AB 553 would protect elderly against reverse mortgages (2-year bill)
Update: AB 553 has been made into a 2-year bill.
The commercials make it look enticing: Get cash now, go on a cruise, pay off your debts, and enjoy the good life. It’s easy. Just get a government-insured reverse mortgage. But what they don’t make clear is that a reverse mortgage is debt ‘ and one of the most expensive forms of credit available.
For those with few assets, a reverse mortgage can seem like a lifesaver. Used correctly, reverse mortgages can be a valuable tool for seniors to stay in their homes and access money needed for retirement or to pay hefty medical bills. People who are at least 62 years of age who have built up equity in their homes can borrow against a percentage of the equity, eliminate their monthly mortgage payment, and either take out a lump sum payment or a line of credit. The loan doesn’t have to be repaid until homeowners move out or die, but borrowers still have to pay property taxes, maintenance, and insurance.
At the same time, reverse mortgages are costly with high fees and interest charges, and often have been sold by salespeople who aggressively push inappropriate financial products on uninformed and unsuspecting senior homeowners. Some lenders have used deceptive marketing and sales tactics that include pressuring for quick decisions, glossing over important information, or appealing to an elder’s sense of trust. They may promise that the loans are ‘free money’ to finance vacations and luxuries, without clearly explaining the risks.
Unfortunately, borrowers are putting their savings at risk by increasingly taking out reverse mortgages at younger ages and in lump sums. According to a Consumer Financial Protection Bureau (CFPB) report, in 2011, 73% of borrowers took all or almost all of their available funds upfront at closing. Borrowers who withdraw all of their available home equity upfront will have fewer resources to draw upon to pay for everyday and major expenses later in life. Borrowers who take all of their money upfront are also at greater risk of becoming delinquent on taxes and/or insurance and ultimately losing their homes to foreclosure.
Other issues surface with reverse mortgages. Brokers may earn more money when they make larger loans with the older spouse as the only borrower. Some widows have been evicted after they had been pressured to keep their name off the deed – to make their older spouses the sole borrower on the loan – without being told that they could be left facing
foreclosure after their spouse died.
When a borrower dies or moves out, the loan must be repaid. The borrower’s family has the option of keeping the home by paying off the balance due or by selling the home and using the proceeds to pay off the reverse mortgage. Surviving family members and heirs may lose the home.
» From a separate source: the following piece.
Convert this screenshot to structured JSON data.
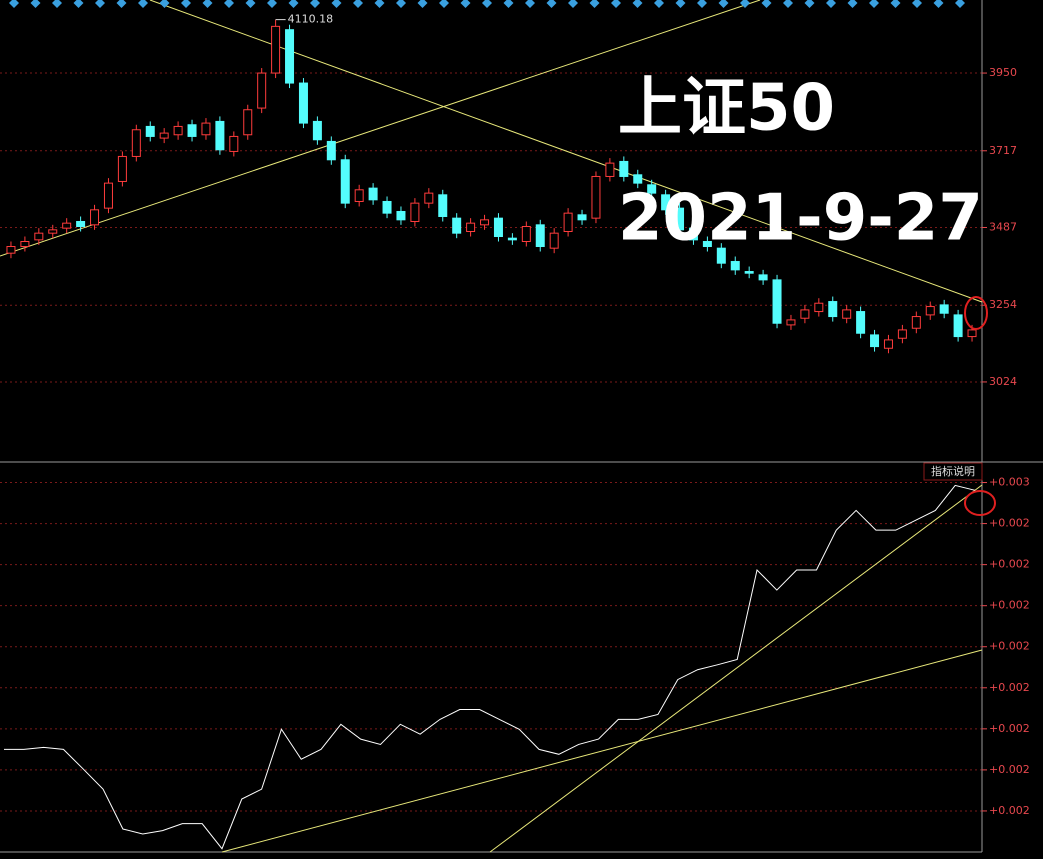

For low-income seniors who rely on public benefits, a reverse mortgage might make one ineligible for services such as food stamps and Medicaid or Supplemental Social Security Income.
Seniors often do not fully understand what they are getting into and are rushed into a decision. Mandatory counseling, which has been a part of the reverse mortgage program since its inception, is intended to counter these concerns. However, counseling itself has not always been effective.
Because reverse mortgage decision-making involves a number of complex issues, before committing to a loan, every senior should contemplate possible negative consequences. Seniors need to be aware of the potential downsides of these products that may make them unsuitable for a senior’s needs and long-term financial objectives.
Consumer Federation of California and California Advocates for Nursing Home Reform are co-sponsoring AB 553 (Medina), which would require that a senior applying for a reverse mortgage will receive a copy of a pre-counseling self-evaluation worksheet seven days prior to the required counseling session. The prospective borrower will be advised to complete the worksheet prior to the in-person or telephone counseling session and encouraged to discuss suitability issues with the counselor during the session.
AB 553 would help ensure that seniors understand the reverse mortgage before signing a contract.